Under that policy, the Dalai Lama fared well with Stephen Harper. He got an honorary Canadian citizenship back in 2006. He got twice as many private meetings with the PM as Canada’s premiers have so far managed. And Parson Steve blew off official protests from Beijing as if they came from Papua New Guinea instead of the world’s most populous nation.
But, this spring, how things had changed.

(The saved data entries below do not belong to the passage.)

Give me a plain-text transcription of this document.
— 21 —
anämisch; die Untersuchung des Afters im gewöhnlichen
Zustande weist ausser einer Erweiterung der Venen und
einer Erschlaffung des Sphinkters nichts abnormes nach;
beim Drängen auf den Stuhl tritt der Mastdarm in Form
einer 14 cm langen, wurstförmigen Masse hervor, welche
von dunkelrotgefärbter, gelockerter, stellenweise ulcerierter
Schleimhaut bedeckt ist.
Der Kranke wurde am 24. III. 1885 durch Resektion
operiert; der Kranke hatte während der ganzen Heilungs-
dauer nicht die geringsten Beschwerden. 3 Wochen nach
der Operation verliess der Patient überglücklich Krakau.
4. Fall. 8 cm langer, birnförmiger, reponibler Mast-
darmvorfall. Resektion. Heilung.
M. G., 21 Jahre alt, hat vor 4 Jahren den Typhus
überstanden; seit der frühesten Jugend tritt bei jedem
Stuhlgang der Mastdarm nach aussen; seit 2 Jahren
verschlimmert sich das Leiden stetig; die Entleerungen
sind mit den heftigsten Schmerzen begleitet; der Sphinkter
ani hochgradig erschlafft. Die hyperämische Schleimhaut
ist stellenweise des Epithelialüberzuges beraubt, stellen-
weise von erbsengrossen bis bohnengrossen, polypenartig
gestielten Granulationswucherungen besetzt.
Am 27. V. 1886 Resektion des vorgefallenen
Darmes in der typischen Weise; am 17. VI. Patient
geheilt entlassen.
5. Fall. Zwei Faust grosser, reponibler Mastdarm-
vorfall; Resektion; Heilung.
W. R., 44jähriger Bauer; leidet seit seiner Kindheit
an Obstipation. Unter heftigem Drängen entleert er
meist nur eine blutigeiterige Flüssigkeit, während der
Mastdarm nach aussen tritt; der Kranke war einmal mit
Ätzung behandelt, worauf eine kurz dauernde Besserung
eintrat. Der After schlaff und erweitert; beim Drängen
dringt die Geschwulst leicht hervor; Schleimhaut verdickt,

Harper went to China, looking like Jean Chretien leading Team Canada:
On Harper’s most recent trip, he led a delegation of 40 executives, including Patrick Daniel of Enbridge Inc., and Tom Gitzel of Cameco Corp., the world’s largest uranium producer. The goal was to make a pitch for greater access for Canadian companies to Chinese markets. It would be hard to get less access with only 3 percent of our exports going to China and a whopping trade deficit that doesn’t speak well of Steve’s business acumen. The inevitable banking and insurance conquistadors went along for the ride. They all love the new China policy. They should. They are its true authors and its principle, and possibly only, beneficiaries.
And that's the point. When there's money to be made, Harper bends to the wishes of his real constituency -- big business. And for business -- particularly those business that claim they are hamstrung by environmental assessments -- China is a new paradise:
There is a certain mad logic to the metamorphosis. With boat-loads of oil to sell, what better place to sell it than a country with no pollution regulations, no free elections, and a brutal leadership that doesn’t have to worry about environmental assessments. (Come to think of it, neither does Steve.) And unlike the Americans, the Chinese don’t have to borrow the money to buy our goo. Why, if things work out really well, the Harper government could probably offload mountains of uranium in China – strictly for peaceful purposes of course.
The Harper government claims it acts on principle. The truth is that the only principle it recognizes is profit. And everything -- and everyone -- is expendable for the sake of profit.